Defendant to be resentenced after first term struck down by high court

? Matthew Limon was scheduled to be in Miami County District Court less than a week after the Kansas Supreme Court ruled in his case that the state can’t punish underage sex more harshly if it involves homosexual acts.

Court officials said Limon was set to appear before Judge Richard Smith at 3:30 p.m. today.

His attorney, Paige Nichols of Lawrence, said last week that she would ask the judge to release Limon from Ellsworth Correctional Facility pending further action by the state. Nichols didn’t return phone calls Wednesday seeking comment.

Limon has been in prison since 2000, serving a sentence of 17 years and two months for performing a sex act on a 14-year-old boy. Had one of them been a girl, Limon, then 18, would have faced only 15 months behind bars under a special “Romeo and Juliet” law allowing lighter punishment for teenage sex.

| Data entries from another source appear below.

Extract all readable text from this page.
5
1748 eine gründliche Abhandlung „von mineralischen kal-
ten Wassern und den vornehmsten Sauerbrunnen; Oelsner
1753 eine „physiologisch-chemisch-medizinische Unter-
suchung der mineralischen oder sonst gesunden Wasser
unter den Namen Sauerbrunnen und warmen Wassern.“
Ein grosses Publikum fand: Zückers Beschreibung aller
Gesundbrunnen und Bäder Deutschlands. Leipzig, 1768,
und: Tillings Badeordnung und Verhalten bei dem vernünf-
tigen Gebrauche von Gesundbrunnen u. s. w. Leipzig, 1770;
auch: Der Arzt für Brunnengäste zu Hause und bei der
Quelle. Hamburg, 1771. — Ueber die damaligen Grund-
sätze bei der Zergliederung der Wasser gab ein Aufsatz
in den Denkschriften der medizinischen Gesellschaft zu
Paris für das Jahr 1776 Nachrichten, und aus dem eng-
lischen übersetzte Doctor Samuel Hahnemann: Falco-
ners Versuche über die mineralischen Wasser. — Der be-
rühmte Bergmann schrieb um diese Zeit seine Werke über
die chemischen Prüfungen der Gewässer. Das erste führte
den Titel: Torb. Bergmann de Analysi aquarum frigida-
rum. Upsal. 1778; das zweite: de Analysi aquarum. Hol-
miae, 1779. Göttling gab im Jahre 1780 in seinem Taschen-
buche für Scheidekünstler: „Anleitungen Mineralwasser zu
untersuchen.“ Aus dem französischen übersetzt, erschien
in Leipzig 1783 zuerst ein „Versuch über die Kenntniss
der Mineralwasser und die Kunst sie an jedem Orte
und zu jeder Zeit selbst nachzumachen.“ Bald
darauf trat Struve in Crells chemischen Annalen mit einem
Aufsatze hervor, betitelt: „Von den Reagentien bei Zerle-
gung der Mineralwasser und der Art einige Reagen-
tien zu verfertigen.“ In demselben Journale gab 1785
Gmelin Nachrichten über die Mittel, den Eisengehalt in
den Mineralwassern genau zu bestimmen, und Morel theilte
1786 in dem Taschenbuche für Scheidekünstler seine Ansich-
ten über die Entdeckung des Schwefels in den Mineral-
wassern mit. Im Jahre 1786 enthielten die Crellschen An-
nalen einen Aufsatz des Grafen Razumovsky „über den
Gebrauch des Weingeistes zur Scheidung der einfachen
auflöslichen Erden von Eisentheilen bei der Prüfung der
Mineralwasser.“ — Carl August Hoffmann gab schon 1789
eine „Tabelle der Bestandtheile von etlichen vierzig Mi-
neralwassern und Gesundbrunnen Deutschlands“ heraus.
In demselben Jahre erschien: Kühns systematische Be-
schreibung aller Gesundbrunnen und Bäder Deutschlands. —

Last month, the state’s highest court unanimously ruled Limon must be resentenced as though the law treated illegal gay sex and illegal straight sex the same.

Both Limon and the other boy, identified only as M.A.R. in court documents, lived at a Paola group home for the developmentally disabled. In court, an official described M.A.R. as mildly retarded and Limon as functioning at a slightly higher level but not as an 18-year-old.

Kansas law makes any sexual activity involving a person under 16 illegal.

The 1999 Romeo and Juliet law mandates lesser penalties for illegal sex when partners are age 14 to 19 and their ages are less than four years apart. As written, it specifically applied in cases where the partners were of the opposite sex.